After spending a couple of days in the ICU, Emma was transferred to the Children’s Hospital in Iowa City, where she spent the remainder of her recovery.

The accident left Emma with a cut below her eyebrow, a broken pelvis, a broken tailbone, two collapsed lungs, a broken vertebrae and a lacerated liver and spleen.

Regarding her miraculous survival and recovery, she said, “It was just so weird. It was so surreal. The weird thing is that I didn’t pass out during my accident. I was conscious the whole time, but I was in so much shock that I don’t remember it. I was awake, so why can’t I remember it? And why didn’t I need any physical therapy? I shouldn’t have been fine, but I was. I don’t know why I’m not dead or paralyzed. I just don’t know.”

Emma’s miraculous recovery was not the only bizarre thing about her crash. A year before, on the exact same date, Oct. 6, 2015, Emma had also been hospitalized, but for a different reason entirely.
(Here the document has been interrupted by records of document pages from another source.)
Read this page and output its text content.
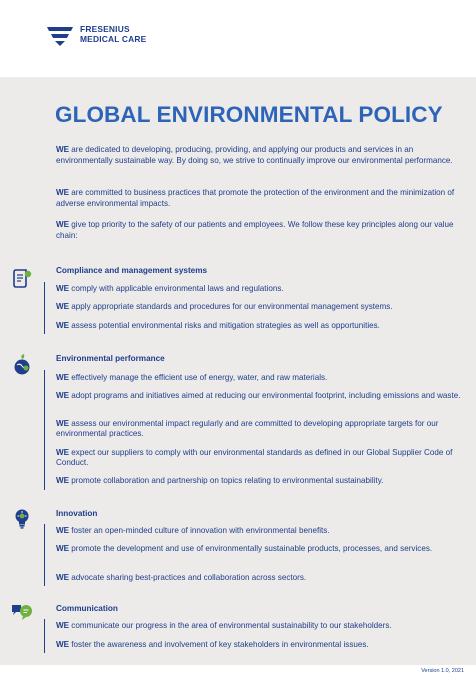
FRESENIUS
MEDICAL CARE
GLOBAL ENVIRONMENTAL POLICY
WE are dedicated to developing, producing, providing, and applying our products and services in an environmentally sustainable way. By doing so, we strive to continually improve our environmental performance.
WE are committed to business practices that promote the protection of the environment and the minimization of adverse environmental impacts.
WE give top priority to the safety of our patients and employees. We follow these key principles along our value chain:
Compliance and management systems
WE comply with applicable environmental laws and regulations.
WE apply appropriate standards and procedures for our environmental management systems.
WE assess potential environmental risks and mitigation strategies as well as opportunities.
Environmental performance
WE effectively manage the efficient use of energy, water, and raw materials.
WE adopt programs and initiatives aimed at reducing our environmental footprint, including emissions and waste.
WE assess our environmental impact regularly and are committed to developing appropriate targets for our environmental practices.
WE expect our suppliers to comply with our environmental standards as defined in our Global Supplier Code of Conduct.
WE promote collaboration and partnership on topics relating to environmental sustainability.
Innovation
WE foster an open-minded culture of innovation with environmental benefits.
WE promote the development and use of environmentally sustainable products, processes, and services.
WE advocate sharing best-practices and collaboration across sectors.
Communication
WE communicate our progress in the area of environmental sustainability to our stakeholders.
WE foster the awareness and involvement of key stakeholders in environmental issues.
Version 1.0, 2021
In her junior high years, she had struggled with a great deal of anxiety and depression. Constantly being picked on by her peers pushed her to a breaking point near the beginning of her sophomore year.  Emma struggled to go to school and had breakdowns daily. Everyday life grew harder and harder for her to deal with.

It reached a point where Emma’s parents were considering sending her to a residential treatment facility in Chicago. However, there were no available beds, so Emma had to wait to attend.

“Oct. 6 rolled around, and I remember that I came home from school, and I had a manic episode. I took some of my mom’s cancer meds, and I self harmed, and I remember that I wanted to run away. I grabbed a yellow backpack, some crackers, letters that people had written to me over the years, a sweatshirt, a notebook and a pencil, and five bucks,” she paused. “I went on a walk, and I remember that I was crying. Other than that, I don’t really remember much. A lady found me on the side of the road in the country, and she took me to the hospital. They committed me after that.”

Emma was committed to an inpatient mental health facility in Independence until she was later transported to the residential facility located in Chicago that she had previously planned on attending. The day she arrived, she wore her yellow sweater.

“It was going to be a good day,” she told herself. She remained at that facility for one month before being released.

“As scary as it was, I don’t want to say I’m glad that it happened, because it sucked, but it definitely was kind of a reality check for me. It was important. I think I really needed that to get it through my head that I was not dealing with things in a way that I should have been. I needed a wake up call,” Emma said.

She reflected over the significance of the traumatic incidents happening on the same day a year a part.

“I’m not a religious person, but some days I have really tough days, and I think life is so hard, and I’m so sad and I feel like things never get better, but then I realize that those two things happening on the same day a year a part is a sign that I am supposed to be here. And if God or whoever rules the universe wanted me dead, I’d be gone. It’s a sign that I have a purpose, and that I was meant to be here, and it wasn’t my time to go. I could have been paralyzed. I could have been brain damaged. But I’m not. Honestly, I’ve felt at times like I am the most unlucky girl out there, and then I think of this, and I realize that I’m so lucky. It just blows my mind.”

Emma’s father shared the pride that he and his wife felt for their daughter and her perseverance.

“We are extremely proud of Emma. She’s come a long way, and she did it all herself. Everything that she’s been able to accomplish over the past two years is all because of her and her hard work, her commitment to working on things that she’s struggled with and making herself better, so we’re extremely proud of her.”

As October rolled around this year, Emma went to the salon to get her nails done — her trademark pink color. She no longer has her yellow sweater, but she decided to wear something yellow anyway.

She pulls on her new shirt, the fabric tickling her skin, reminding her of what it means to be alive.

“It is going to be a good day,” she told herself. “It’s going to be a good day.”